General Secretary of the PRI
- Incumbent
- Assumed office 20 August 2015
- Preceded by: Ivonne Ortega Pacheco

Deputy to the Congress of the Union (State of Mexico's 27th district)
- Incumbent
- Assumed office 1 December 2015
- Preceded by: Arturo Montiel

Municipal president of Metepec
- In office 2012 – 6 January 2015
- Preceded by: Ana Lilia Herrera Anzaldo
- Succeeded by: Rafael Gómez Escalera

Personal details
- Born: 21 August 1962 (age 63) Atlacomulco, State of Mexico, Mexico
- Party: Institutional Revolutionary
- Spouse: Ernesto Nemer Álvarez
- Alma mater: Universidad del Valle de Toluca
- Occupation: Lawyer

= Carolina Monroy del Mazo =

Mexican politician

Carolina Monroy del Mazo (born 21 August 1962) is a Mexican politician and member of the Institutional Revolutionary Party (PRI). She has served as the general secretary of the PRI and as a federal deputy during the 63rd session of Congress, representing the 27th federal electoral district of the State of Mexico.

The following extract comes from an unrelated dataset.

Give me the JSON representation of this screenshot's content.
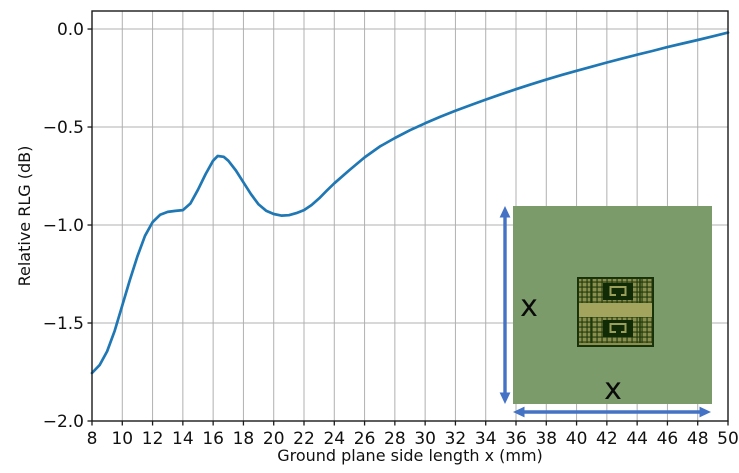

==Early life and education==
Monroy obtained her law degree in 1983 from the Universidad del Valle de Toluca and briefly taught there between 1984 and 1985.

==Career==
Monroy worked for a wide variety of institutions in the state government, including the Secretariat of Labor and Social Welfare (1982–84), General Secretariat of Government (1984–86), General Directorate of Prevention and Social Readaptation (1988–93), DIF (1993–2000), State Population Council (2000–01), State of Mexico Cultural Institute (2001–05), Social Security Institute of the State of Mexico (2005) and Sistema de Radio y Televisión Mexiquense (2006–09). In 2009, she was named to the state cabinet as the Secretary of Economic Development, a post she held until 2011.

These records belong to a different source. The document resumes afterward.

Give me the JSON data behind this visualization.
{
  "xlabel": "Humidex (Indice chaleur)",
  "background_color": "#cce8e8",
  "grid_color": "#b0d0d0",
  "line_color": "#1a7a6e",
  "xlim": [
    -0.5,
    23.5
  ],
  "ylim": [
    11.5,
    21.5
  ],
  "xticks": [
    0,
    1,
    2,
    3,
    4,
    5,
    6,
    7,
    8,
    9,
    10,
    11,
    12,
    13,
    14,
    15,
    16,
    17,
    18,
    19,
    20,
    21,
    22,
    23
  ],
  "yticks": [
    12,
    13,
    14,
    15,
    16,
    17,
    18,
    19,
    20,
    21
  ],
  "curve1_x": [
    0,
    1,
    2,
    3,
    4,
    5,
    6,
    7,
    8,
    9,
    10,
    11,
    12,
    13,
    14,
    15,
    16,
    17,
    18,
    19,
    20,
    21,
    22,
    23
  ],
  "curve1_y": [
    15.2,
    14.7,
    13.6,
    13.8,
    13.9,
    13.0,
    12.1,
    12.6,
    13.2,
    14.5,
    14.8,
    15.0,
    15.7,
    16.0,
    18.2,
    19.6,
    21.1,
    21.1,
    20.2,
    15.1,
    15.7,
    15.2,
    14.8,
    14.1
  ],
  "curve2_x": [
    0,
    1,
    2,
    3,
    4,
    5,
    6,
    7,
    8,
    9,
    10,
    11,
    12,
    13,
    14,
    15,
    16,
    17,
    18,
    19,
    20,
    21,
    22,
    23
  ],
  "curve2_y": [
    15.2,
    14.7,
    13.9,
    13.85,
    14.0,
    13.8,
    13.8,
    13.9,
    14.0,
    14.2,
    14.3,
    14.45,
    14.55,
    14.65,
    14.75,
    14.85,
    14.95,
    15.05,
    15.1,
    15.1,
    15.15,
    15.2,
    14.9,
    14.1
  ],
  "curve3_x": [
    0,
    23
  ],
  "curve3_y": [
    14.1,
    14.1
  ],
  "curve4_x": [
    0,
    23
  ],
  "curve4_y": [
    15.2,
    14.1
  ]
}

In 2013, voters elected Monroy for the first time, as the municipal president of Metepec. She left the post in 2015 in order to run for the Chamber of Deputies from the 27th district, centered on the city. She serves only on the Gender Equality Commission, having left her post on the Tourism Commission in December 2015.

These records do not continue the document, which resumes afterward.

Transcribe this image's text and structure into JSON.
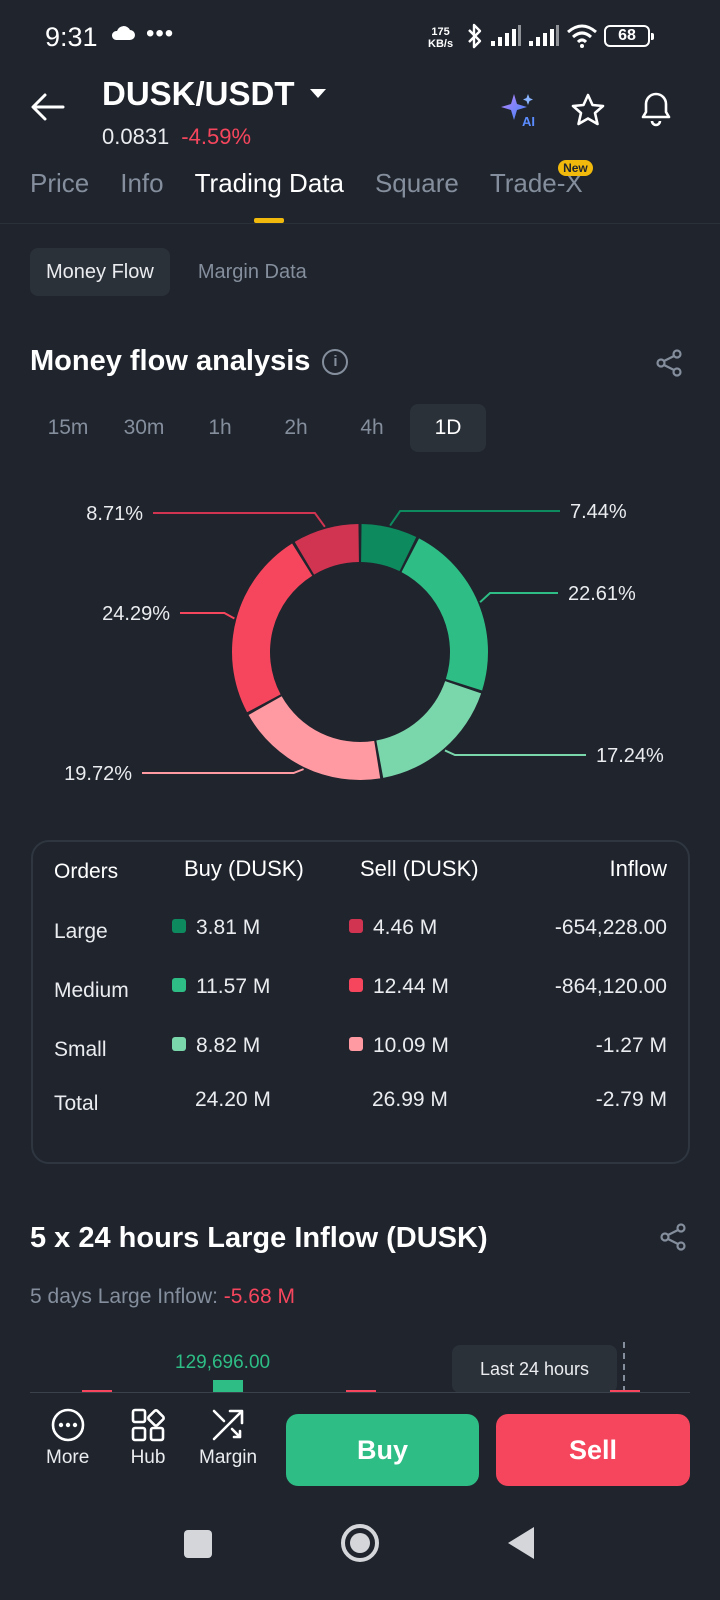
{
  "status": {
    "time": "9:31",
    "dots": "•••",
    "speed_value": "175",
    "speed_unit": "KB/s",
    "battery": "68"
  },
  "header": {
    "pair": "DUSK/USDT",
    "price": "0.0831",
    "change": "-4.59%",
    "ai_label": "AI"
  },
  "tabs": [
    {
      "label": "Price"
    },
    {
      "label": "Info"
    },
    {
      "label": "Trading Data"
    },
    {
      "label": "Square"
    },
    {
      "label": "Trade-X",
      "badge": "New"
    }
  ],
  "subtabs": [
    {
      "label": "Money Flow"
    },
    {
      "label": "Margin Data"
    }
  ],
  "money_flow": {
    "title": "Money flow analysis",
    "info": "i",
    "intervals": [
      "15m",
      "30m",
      "1h",
      "2h",
      "4h",
      "1D"
    ],
    "selected_interval": "1D"
  },
  "chart_data": {
    "type": "pie",
    "categories": [
      "Large Buy",
      "Medium Buy",
      "Small Buy",
      "Small Sell",
      "Medium Sell",
      "Large Sell"
    ],
    "values": [
      7.44,
      22.61,
      17.24,
      19.72,
      24.29,
      8.71
    ],
    "labels": [
      "7.44%",
      "22.61%",
      "17.24%",
      "19.72%",
      "24.29%",
      "8.71%"
    ],
    "colors": [
      "#0e8a5f",
      "#2ebd85",
      "#7ad6ab",
      "#ff9aa2",
      "#f6465d",
      "#d13451"
    ]
  },
  "orders_table": {
    "headers": [
      "Orders",
      "Buy (DUSK)",
      "Sell (DUSK)",
      "Inflow"
    ],
    "rows": [
      {
        "label": "Large",
        "buy": "3.81 M",
        "sell": "4.46 M",
        "inflow": "-654,228.00",
        "buy_color": "#0e8a5f",
        "sell_color": "#d13451"
      },
      {
        "label": "Medium",
        "buy": "11.57 M",
        "sell": "12.44 M",
        "inflow": "-864,120.00",
        "buy_color": "#2ebd85",
        "sell_color": "#f6465d"
      },
      {
        "label": "Small",
        "buy": "8.82 M",
        "sell": "10.09 M",
        "inflow": "-1.27 M",
        "buy_color": "#7ad6ab",
        "sell_color": "#ff9aa2"
      },
      {
        "label": "Total",
        "buy": "24.20 M",
        "sell": "26.99 M",
        "inflow": "-2.79 M"
      }
    ]
  },
  "large_inflow": {
    "title": "5 x 24 hours Large Inflow (DUSK)",
    "sub_label": "5 days Large Inflow:",
    "sub_value": "-5.68 M",
    "bar_value": "129,696.00",
    "tooltip": "Last 24 hours"
  },
  "bottom_nav": {
    "more": "More",
    "hub": "Hub",
    "margin": "Margin",
    "buy": "Buy",
    "sell": "Sell"
  }
}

The late 2000s also saw her PRI party career develop. She served as a state-level political councilor between 2006 and 2009 and as a national councilor between 2014 and 2015. In 2015, she was elected as the PRI's general secretary and was to serve until 2018; after the resignation of Manlio Fabio Beltrones in June 2016, Monroy was tapped to be the party's interim president, a capacity in which she served until Enrique Ochoa Reza became the party's president.

==Personal==
Monroy is a niece of Alfredo del Mazo González, former Governor of the State of Mexico and Secretary of Energy, and cousin of President Enrique Peña Nieto, who also governed the state; she is married to Ernesto Nemer Álvarez, General Secretary of Government of the State of Mexico and subsecretary of the Secretariat of Social Development.